13 nouvelles et une novella rasssemblées ici, avec une véritable cohérence tant l’auteur, à chaque fois, introduit l’étrange, parfois horrible, parfois simplement autre, dans notre quotidien, ou plus précisément dans le quotidien des londoniens.

Une distorsion qu’il explique rarement, et jamais complètement, et la description de tranches de temps de ses personnages, souvent sans réelle conclusion. C’est ce qui rend difficile parfois d’accrocher au texte. Soit vous adhérer à l’idée de départ, qui est toujours très originale, souvent poétique, soit vous restez en dehors et vous n’avez plus grand chose à quoi vous raccrocher.

C’est ainsi que la première nouvelle, qui donne son titre au recueil, En quête de Jake, m’a laissé perplexe. Une ambiance d’apocalypse dans Londres, sans que l’on sache pourquoi, et sans que j’ai pu comprendre où l’auteur voulait m’amener. Ratée pour moi.

Même chose avec La piscine à balles où je n’ai pas compris le sujet de l’histoire, ou Le familier, ou la seule nouvelle illustrée Sur le chemin du front tant j’ai trouvé la mise en page et les dessins difficiles à lire, d’un simple point de vue de la typographie.

Mais il y a aussi des pépites qui m’ont emballé.

Fondations, qui voit un homme entendre ce que racontent les murs, et prévoir les catastrophes, pour le meilleur ou le pire.

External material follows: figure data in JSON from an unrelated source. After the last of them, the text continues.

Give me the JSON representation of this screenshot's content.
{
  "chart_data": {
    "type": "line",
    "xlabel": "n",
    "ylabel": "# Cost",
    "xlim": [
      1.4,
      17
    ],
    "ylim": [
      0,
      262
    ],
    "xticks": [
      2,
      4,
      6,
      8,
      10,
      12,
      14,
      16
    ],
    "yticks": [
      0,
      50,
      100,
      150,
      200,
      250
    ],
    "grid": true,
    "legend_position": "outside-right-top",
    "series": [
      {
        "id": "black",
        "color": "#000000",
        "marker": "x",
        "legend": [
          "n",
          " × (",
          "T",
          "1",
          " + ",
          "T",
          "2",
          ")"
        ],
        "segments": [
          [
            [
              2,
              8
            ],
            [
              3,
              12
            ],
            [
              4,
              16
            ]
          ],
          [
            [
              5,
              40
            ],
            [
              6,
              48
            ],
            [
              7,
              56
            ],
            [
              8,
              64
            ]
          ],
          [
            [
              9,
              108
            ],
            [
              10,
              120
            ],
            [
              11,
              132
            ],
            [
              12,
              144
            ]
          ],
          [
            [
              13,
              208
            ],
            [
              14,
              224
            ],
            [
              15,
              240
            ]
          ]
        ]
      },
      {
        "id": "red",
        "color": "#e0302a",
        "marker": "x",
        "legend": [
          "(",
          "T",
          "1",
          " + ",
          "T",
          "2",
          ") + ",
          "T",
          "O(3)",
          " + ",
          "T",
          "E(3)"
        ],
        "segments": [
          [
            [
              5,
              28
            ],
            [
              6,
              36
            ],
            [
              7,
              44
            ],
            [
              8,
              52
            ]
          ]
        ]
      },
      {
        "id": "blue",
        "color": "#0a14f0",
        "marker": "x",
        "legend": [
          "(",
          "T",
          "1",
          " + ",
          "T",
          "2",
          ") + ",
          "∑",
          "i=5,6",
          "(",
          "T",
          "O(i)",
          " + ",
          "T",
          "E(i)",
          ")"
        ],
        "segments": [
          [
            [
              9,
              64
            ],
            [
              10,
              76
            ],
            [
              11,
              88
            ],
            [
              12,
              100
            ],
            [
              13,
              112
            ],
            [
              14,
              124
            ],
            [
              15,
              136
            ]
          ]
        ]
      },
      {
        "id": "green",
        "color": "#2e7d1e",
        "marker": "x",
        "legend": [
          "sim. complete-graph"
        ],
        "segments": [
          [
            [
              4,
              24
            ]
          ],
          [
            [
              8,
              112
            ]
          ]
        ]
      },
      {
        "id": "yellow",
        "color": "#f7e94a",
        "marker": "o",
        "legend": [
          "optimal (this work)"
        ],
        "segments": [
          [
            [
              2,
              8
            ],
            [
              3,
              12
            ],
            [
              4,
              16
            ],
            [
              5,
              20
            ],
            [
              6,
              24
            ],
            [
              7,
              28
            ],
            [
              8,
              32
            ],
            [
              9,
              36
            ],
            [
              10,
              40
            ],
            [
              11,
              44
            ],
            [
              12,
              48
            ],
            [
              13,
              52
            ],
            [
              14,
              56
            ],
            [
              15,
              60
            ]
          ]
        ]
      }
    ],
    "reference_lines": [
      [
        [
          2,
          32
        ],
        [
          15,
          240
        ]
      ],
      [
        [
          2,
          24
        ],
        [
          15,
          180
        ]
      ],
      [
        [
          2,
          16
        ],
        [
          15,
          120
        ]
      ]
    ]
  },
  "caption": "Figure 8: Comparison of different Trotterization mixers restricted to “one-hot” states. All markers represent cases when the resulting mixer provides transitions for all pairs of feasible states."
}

Une belle variation fantastique sur un événement réel bien sombre que je vous laisse découvrir.

De certains événements survenus à Londres qui exploite l’idée géniale de rues sauvages qui apparaissent et disparaissent au fil des siècles dans les grandes villes du monde.

Les détails, étrange plongée dans la folie d’une vieille femme qui se croit persécutée par les détails visibles dans tout motif autour d’elle (les nuages, les branches des arbres, les lézardes dans le mur …), à moins qu’elle n’ait raison.

Intermédiaire, variation autour de la responsabilité de chacun dans les événements du monde, au travers du fantastique bien entendu.

Mort à la faim quitte le fantastique pour la SF, avec la figure classique de hacker, confronté cette fois à une ONG qui exploite les bons sentiments et s’enrichit sur la faim dans le monde.

De saison pousse avec un humour très british la logique de la privatisation de tout, absolument tout, y compris … Noël. Où comment, par un retournement de situation très drôle, vouloir chanter Jingle Bell peut devenir un acte révolutionnaire.

Jacques est une belle nouvelle sur la résistance au pouvoir, dans un monde où les condamnés se voient « recréés » pour leur ajouter des appendices non humains qui les désignent immédiatement comme anciens délinquants.

Pour finir la novella, Tain, part d’une idée géniale : de l’autre côté des miroirs vivent des créatures qui sont obligés de se figer à notre image quand nous nous regardons dans une glace. Après des siècles d’esclavages, elles ont trouvé le moyen de passer de notre côté et de nous faire la guerre pour s’affranchir de cette tyrannie. Une idée assez géniale, bien racontée, malheureusement, de mon point de vue, la conclusion de l’histoire est un peu bancale. Peut-être lui a t’il manqué quelques chapitres pour en faire un vrai roman plus consistant.

China Mieville / En quête de Jake et autres nouvelles, (Looking for Jake and others stories, 2005), Outrefleuve (2020) traduit de l’anglais par Nathalie Mège.